By their wiles or happenstance, scores of temple members escaped the events of Nov. 18, 1978. Among the survivors: Members of the group's basketball team who were playing in Georgetown, 150 miles away. A woman who escaped Jonestown with her young son, hours before the carnage. A family that had left Peoples Temple months before.

Some of the survivors would commit suicide, die at the hands of others or fall victim to drugs. But many more moved on to new careers, spouses and even churches.

Image: Leslie Cathey
Kiichiro Sato / AP
Leslie Wilson, now Leslie Cathey, walked out of Jonestown 30 years ago with her baby on her back on the final day.

With the passage of time, differences between temple outsiders and insiders, temple defectors and loyalists have faded. They share painful memories, guilt-filled feelings, loss of loved ones and psychological scars from an event that has come to epitomize the ultimate power of a charismatic leader over his followers.

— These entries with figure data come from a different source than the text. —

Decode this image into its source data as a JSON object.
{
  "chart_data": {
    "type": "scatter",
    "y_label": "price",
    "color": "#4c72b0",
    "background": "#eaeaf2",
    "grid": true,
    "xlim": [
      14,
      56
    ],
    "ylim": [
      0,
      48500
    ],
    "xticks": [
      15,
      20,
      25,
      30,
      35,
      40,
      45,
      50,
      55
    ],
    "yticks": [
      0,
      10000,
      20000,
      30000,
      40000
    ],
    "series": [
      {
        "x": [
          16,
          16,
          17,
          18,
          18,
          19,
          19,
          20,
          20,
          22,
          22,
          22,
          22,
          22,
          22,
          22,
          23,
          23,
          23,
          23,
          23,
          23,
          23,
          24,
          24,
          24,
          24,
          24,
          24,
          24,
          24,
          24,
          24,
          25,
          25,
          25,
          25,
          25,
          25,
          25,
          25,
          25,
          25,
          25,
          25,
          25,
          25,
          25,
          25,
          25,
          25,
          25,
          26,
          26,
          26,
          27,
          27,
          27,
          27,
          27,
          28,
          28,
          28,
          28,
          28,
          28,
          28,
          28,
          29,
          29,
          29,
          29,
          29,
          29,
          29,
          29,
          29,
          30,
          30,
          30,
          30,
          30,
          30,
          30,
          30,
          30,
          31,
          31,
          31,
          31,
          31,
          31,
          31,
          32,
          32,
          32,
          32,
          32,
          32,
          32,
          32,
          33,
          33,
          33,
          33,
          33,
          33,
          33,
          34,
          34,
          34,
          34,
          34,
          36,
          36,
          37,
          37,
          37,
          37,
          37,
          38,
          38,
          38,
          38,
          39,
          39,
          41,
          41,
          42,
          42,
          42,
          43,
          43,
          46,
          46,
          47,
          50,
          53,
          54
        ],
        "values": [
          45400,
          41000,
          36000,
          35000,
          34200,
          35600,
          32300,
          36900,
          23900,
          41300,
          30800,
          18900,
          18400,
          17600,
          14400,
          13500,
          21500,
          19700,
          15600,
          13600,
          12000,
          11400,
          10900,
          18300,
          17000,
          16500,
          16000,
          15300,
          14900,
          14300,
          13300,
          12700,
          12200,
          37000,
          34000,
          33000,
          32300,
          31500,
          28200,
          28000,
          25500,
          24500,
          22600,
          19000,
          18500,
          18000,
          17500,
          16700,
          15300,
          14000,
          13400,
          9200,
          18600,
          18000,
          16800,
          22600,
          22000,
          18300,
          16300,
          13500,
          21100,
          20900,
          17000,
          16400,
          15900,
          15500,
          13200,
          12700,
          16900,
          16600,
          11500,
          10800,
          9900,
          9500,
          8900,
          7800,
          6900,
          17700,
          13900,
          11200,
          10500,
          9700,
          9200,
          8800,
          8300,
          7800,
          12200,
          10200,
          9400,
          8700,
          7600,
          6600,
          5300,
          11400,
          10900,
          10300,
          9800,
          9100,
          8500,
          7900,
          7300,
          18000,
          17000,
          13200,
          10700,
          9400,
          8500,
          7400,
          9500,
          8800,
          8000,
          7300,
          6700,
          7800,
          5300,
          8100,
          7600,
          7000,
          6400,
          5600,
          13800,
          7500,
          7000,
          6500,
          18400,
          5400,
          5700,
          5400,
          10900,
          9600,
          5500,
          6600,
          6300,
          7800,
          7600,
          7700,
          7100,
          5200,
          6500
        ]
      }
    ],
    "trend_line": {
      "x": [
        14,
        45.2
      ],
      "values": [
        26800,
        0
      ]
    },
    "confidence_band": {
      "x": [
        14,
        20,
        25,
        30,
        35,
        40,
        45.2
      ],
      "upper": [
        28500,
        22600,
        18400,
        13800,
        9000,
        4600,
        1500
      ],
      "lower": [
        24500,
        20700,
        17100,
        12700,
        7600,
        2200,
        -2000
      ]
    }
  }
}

Tim Carter was spared to carry out one last mission for the temple. Almost 30 years after that horrible day, we spoke for the first time about one of the worst American tragedies of the last century.

"We are inextricably linked," Carter said. "What you experienced at the airstrip is what I experienced at Jonestown. Somebody was trying to kill us. And my family was killed as well. I cannot describe the agony, terror and horror of what that was."

Sprang from the heartland
Peoples Temple sprang from the heartland in the 1950s. Jones built an interracial congregation in Indianapolis through passionate Pentecostal preaching and courageous calls for racial equality. Moving his flock to California, the minister transformed his church into a leftist social movement with programs for the poor.

Political work by his followers elevated Jones to prominence in liberal Democratic circles by the late 1970s. He was head of San Francisco's public housing commission when media scrutiny and legal problems spurred his retreat to Jonestown for what would be his last stand.

Yulanda Williams was about 12 when she began attending temple services in San Francisco with her parents. Her father, lured by Jones' reputation as a Christian prophet with healing powers, believed that the minister helped him recover from a heart attack.

In 1977, as news media were beginning to investigate disciplinary thrashings and other abuse in the temple, Jones summoned Williams and her husband to Guyana.

Upon arrival in Jonestown, the couple felt deceived. It was far from the paradise Jones described. People were packed into metal-roofed cabins, sleeping on bunks without mattresses and using outhouses with newsprint for toilet paper. There were armed guards, and Jones warned that deserters would encounter venomous snakes and hostile natives.

The preacher, who once charmed U.S. politicians and met with future first lady Rosalynn Carter, had turned into a pill-popping dictator who sadistically presided over harsh discipline. "I felt like I was in a concentration camp and he was Hitler," Williams said.